Mais, il y a des problèmes structurels qui expliqueraient cette situation. «Les causes intermédiaires, ce sont des parents sans pièces d’état civil. Au Sénégal, il y a des personnes, des adultes, des personnalités qui n’ont jamais eu d’acte de naissance, qui n’ont jamais eu de carte d’identité. J’en rigole parce que quand on a appris que le président de la Répu­blique avait donné des indemnités aux chefs de village, beaucoup d’entre eux se sont rués vers les tribunaux pour chercher des actes de naissance», affirme M. Diouf. Il soutient en outre que «l’autre cause intermédiaire reste les jugements et les audiences foraines». «Donc, ce sont des opportunités que les parents saisissent pour ne pas déclarer leurs enfants dans les délais et attendre les audiences foraines pour pouvoir leur trouver un acte», fait remarquer le spécialiste de la Protection des enfants à l’Unicef.

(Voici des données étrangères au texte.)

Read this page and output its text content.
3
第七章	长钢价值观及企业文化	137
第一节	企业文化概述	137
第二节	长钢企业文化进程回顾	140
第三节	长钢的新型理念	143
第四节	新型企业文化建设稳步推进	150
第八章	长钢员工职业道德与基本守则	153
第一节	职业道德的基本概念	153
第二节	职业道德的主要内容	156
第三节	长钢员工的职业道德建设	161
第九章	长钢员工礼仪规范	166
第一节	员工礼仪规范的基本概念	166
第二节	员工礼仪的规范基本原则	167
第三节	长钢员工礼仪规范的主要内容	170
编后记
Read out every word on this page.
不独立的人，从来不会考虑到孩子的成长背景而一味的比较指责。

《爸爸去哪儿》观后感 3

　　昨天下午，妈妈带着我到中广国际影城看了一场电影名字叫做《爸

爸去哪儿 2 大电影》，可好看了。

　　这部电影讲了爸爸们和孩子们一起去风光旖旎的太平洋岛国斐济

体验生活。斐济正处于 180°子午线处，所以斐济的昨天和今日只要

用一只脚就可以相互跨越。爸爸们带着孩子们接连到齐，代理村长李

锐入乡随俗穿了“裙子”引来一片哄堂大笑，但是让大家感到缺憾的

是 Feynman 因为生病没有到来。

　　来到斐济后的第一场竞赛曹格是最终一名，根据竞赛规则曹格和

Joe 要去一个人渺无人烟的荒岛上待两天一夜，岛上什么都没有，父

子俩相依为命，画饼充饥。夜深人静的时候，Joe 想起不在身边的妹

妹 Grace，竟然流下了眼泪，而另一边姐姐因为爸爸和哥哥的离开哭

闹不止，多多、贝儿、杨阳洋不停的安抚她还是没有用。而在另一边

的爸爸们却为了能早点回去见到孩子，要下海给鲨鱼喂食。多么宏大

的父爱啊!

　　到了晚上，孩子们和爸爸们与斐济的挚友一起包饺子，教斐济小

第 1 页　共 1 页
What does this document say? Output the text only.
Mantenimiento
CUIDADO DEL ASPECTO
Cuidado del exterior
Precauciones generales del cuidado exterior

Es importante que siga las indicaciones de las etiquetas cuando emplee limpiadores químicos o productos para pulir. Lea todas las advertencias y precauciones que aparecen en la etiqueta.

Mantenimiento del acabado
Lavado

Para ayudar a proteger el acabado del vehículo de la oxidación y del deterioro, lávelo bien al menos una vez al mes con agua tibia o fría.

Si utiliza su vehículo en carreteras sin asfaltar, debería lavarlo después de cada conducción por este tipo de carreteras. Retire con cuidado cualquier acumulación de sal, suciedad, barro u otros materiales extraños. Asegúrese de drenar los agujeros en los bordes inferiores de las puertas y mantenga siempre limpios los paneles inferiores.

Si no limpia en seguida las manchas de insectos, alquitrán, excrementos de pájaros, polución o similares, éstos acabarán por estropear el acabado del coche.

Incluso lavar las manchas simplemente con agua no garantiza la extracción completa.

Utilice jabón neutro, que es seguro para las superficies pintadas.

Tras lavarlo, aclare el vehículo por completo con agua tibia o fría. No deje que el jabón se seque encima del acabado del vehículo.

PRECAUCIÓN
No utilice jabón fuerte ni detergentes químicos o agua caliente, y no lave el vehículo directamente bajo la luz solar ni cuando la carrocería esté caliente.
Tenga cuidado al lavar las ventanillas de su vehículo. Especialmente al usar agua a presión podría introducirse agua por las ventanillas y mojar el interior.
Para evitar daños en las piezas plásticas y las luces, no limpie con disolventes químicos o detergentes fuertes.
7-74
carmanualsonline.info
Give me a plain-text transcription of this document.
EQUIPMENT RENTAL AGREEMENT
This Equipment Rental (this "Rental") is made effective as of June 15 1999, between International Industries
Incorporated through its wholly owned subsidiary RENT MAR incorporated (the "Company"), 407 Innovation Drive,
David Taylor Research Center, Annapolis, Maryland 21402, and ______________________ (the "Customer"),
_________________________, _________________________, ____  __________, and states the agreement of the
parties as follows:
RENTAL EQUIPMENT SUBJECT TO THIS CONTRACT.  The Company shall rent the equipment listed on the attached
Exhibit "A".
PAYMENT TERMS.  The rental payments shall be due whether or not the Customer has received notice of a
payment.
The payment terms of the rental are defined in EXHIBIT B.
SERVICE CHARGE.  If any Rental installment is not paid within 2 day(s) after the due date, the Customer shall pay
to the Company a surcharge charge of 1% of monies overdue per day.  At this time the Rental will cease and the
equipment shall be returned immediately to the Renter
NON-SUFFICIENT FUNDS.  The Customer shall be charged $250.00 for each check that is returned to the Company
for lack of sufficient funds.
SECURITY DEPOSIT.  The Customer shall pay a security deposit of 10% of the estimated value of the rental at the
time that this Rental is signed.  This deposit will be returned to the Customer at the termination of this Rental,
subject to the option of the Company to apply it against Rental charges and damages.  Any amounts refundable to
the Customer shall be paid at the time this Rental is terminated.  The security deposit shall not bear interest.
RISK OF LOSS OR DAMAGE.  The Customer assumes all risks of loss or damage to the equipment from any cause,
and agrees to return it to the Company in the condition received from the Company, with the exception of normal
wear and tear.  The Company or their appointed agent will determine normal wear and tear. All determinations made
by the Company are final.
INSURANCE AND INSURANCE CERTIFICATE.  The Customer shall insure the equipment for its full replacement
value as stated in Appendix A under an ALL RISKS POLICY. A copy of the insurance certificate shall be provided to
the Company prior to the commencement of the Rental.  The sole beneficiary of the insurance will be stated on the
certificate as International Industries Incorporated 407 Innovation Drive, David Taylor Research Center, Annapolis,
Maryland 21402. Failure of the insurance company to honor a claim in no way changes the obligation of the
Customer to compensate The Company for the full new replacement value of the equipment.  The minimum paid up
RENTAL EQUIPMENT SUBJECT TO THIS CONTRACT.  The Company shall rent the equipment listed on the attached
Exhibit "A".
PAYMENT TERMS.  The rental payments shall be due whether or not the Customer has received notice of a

Par ailleurs, il y a aussi souvent les ruptures de registres, l’absence de sanctions à l’endroit de ceux qui ne déclarent pas leurs enfants, la «non-effectivité de la gratuité» de la déclaration et la «non-délivrance» de certificat d’accouchement pour les accouchements à domicile. «Il y a aussi la perception qui dit que seul le père peut déclarer son nom, alors que la loi ne dit pas ça», ajoute M. Diouf. Cela se ressent sur le taux national de déclaration des enfants. «Il faut remarquer que nous sommes dans une tendance qui stagne, qui baisse, qui n’évolue pas comme on le souhaite», souligne-t-il. Les régions de Tambacounda, Kaffrine, Diour­bel et Louga sont loin du niveau national. «Regardez bien les évolutions des taux par région : Dakar n’a progressé que de deux points entre 2014 et 2017. Tamba est passée de 46 à 61%. Kolda de 62 à 74%, presque 12 points à l’espace de trois ans. Sédhiou est passée de 54 à 76% et Kédougou de 72 à 79%. Donc, ce sont des données qui nous montrent la solution pour faire en sorte que chaque enfant qui nait dans un territoire soit déclaré. Il doit forcément y avoir cette collaboration entre la santé et l’état civil», déclare Massamba Diouf.